Nomenclature in chemistry took a giant step forward in the late eighteenth century when French chemists – Louis Bernard Guyton de Morveau (1737–1816), Antoine Laurent Lavoisier (1743–94), Claude Louis Berthollet (1748–1822) and Antoine François Fourcroy (1755–1809) – proposed a system of names for inorganic substances based on their elemental composition. Sodium chloride for a substance formed from sodium and chlorine, for example. Their Méthode de nomenclature chimique was published by the Académie Royale des Sciences in Paris in 1787, and its inspiration clearly was the binomial system for nomenclature of animals and plants that had been introduced by Carl Linnaeus (1707–78) in 1735 and 1753, respectively.
As with most sweeping changes, it took a while for the new names to catch on – copper sulfate for blue vitriol, sodium sulfate for Glauber’s salt, and lead acetate for sugar of lead. There continue to be chinks in the nomenclatural armour, of course, especially for industrial chemicals for which the systematic names are seldom heard: think lime (calcium oxide) and slaked lime (calcium hydroxide).
Reforming organic chemical nomenclature was much more complicated. There wasn’t much progress until the middle of the next century, as I have mentioned in some of my recent Letters. The result was a whole new language, one that we struggled to impart to first-year students but largely ignored in our daily life. As with inorganics, the trivial names for industrial substances proved very hard to displace and even laboratory chemists shunned propanone for acetone. In a kind of ‘Sunday observance’, we used the new language in much of our published work, under the eye of the editorial ‘clergy’, but on weekdays we lapsed. It was only a small transgression to speak of stearic instead of octadecanoic acid, but who would blame us when we eschewed pentacyclo[4.2.0.02,5.03,8.04,7]octane for cubane?
A lot of what started as lab jargon, only to become part of the lexicon is described in one of my favourite books, Organic chemistry: the name game, by Alex Nickon and Ernest F. Silversmith (1987), from which I borrowed the title of this Letter. Most of the names the authors mention have been bestowed in modern times. I don’t think there is an equivalent book about inorganic substances and examples that could find a place in such a book don’t come easily to mind. Perhaps modern inorganic chemists haven’t been so keen to vocabularise.
The field of organometallic chemistry offers many opportunities for the creation of catchy, simple names for complex compounds, a simple example of which is ferrocene (cyclopenta-1,3-diene;iron(2+)). In 1830, William Christopher Zeise discovered a compound of platinum and ethylene; over a century later it was shown to be K[(η-C2H4)PtCl3].H2O, but I’m not sure when it was dubbed Zeise’s salt. In the second half of the last century, coordination chemists produced (and named) crown ethers and cryptands.
Pharmaceutical companies come up with the simple – and sometimes not-so-simple, but often catchy or even euphonious – names for substances that have long and complicated systematic names. To see how it was done, I set out to see why Ciprofloxacin might have been chosen as the marketing name for 1-cyclopropyl-6-fluoro-4-oxo-7-(piperazin-1-yl)quinoline-3-carboxylic acid, the structure of which is shown.
Ciprofloxacin is the best-known member of the fluoroquinolone family of antibiotics, all of which contain floxacin as part of their commercial names.

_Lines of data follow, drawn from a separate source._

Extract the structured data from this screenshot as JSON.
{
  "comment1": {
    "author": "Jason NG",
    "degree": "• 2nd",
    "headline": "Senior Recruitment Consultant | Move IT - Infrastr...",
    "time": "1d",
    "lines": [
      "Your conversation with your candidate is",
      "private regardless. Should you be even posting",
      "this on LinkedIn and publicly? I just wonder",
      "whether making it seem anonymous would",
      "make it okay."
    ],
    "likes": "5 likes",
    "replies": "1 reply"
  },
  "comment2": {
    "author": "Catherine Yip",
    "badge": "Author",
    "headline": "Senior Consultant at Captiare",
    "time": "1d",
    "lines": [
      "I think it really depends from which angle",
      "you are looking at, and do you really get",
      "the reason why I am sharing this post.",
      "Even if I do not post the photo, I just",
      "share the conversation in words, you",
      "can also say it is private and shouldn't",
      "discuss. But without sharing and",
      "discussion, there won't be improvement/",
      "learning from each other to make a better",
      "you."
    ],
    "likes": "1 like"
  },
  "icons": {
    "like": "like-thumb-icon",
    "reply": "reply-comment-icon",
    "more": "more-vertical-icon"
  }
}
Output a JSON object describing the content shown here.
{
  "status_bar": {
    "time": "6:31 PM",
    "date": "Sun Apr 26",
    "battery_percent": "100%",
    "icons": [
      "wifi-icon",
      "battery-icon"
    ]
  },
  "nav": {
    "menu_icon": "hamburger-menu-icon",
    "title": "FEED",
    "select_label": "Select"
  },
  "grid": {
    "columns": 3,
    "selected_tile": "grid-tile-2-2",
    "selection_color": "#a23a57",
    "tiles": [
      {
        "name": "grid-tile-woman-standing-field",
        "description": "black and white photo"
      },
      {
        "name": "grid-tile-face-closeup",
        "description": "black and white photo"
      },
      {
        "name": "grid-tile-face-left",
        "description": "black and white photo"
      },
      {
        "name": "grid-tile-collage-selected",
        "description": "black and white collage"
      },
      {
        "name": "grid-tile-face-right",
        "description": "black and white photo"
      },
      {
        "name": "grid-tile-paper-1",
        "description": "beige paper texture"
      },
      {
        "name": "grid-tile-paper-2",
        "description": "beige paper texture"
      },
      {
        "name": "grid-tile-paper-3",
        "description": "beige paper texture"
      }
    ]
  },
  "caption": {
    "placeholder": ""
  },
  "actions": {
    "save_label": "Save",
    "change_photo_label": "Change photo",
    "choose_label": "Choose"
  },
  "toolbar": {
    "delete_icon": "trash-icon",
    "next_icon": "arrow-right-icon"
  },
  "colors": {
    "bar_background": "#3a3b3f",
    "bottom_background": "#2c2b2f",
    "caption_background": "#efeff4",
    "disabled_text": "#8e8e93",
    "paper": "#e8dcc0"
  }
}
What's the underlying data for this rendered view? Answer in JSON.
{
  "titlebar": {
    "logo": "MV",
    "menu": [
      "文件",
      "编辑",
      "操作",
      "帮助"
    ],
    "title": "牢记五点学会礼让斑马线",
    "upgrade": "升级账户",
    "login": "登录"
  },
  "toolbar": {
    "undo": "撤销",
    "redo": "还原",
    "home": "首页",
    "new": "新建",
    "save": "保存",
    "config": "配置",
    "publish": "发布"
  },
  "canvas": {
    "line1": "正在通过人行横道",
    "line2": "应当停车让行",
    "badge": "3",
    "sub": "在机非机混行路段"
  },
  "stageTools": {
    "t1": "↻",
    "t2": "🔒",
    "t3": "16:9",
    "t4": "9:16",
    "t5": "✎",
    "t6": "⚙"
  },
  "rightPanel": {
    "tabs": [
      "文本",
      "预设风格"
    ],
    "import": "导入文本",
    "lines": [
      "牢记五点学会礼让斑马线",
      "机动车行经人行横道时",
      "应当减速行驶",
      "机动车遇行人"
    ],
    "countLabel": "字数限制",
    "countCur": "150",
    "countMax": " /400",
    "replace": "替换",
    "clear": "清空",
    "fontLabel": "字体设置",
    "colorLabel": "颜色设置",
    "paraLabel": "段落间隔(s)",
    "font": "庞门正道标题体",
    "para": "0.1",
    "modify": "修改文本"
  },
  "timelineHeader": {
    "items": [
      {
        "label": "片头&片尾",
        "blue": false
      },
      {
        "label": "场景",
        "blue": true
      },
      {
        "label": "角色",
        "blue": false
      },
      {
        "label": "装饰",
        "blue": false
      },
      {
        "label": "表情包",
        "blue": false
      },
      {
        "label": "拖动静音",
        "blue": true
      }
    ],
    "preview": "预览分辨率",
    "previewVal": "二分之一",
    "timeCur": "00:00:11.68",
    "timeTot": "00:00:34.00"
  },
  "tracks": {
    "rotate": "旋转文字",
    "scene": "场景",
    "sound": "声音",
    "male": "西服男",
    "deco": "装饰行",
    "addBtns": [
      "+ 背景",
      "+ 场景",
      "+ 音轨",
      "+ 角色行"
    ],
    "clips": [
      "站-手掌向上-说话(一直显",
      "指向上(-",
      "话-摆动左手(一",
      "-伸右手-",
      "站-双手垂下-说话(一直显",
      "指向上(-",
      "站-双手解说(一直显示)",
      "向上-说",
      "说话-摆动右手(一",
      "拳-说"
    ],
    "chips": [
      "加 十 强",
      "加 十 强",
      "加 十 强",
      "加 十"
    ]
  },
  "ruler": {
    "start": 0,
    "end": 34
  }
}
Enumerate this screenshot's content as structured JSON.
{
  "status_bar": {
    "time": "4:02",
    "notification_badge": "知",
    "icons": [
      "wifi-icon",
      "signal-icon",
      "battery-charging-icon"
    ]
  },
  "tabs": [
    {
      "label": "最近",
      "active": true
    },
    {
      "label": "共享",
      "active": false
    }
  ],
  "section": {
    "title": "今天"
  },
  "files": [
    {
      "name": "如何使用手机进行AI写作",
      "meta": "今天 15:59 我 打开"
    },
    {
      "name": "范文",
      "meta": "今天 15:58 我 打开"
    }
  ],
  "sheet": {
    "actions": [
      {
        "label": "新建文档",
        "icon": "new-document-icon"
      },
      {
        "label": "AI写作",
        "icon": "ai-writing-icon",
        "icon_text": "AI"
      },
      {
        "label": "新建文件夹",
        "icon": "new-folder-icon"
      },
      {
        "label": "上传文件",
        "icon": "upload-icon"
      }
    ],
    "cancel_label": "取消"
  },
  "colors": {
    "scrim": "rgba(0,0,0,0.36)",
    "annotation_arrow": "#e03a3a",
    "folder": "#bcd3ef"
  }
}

None of them include ‘quinolone’ – the structural unit I have shaded in yellow – as a segment in the name, but the one suffix that appears as 4-oxo in the systematic names, is certain to be the source of ox. The other common segments are fl for the fluorine substituent, and acin, which is probably a homonym for azin, taken from the piperazine ring that I have shaded in blue. There are a few members of the fluoroquinolone family that do not contain this structural unit, but it was present in the first of this group to be invented, norfloxacin, and the acin seems to have been carried over for others in which the piperazine has been replaced by other heterocyclic rings. The unique segment in Ciprofloxacin is cipro, probably another phonetic slide, this time from the cyclopropyl ring that I have shaded in pink.
Maybe you didn’t need to know all this – just take the stuff and hope you get better because it could be an example of Bismarck’s warning that it might be best if we didn’t know how laws and sausages are made.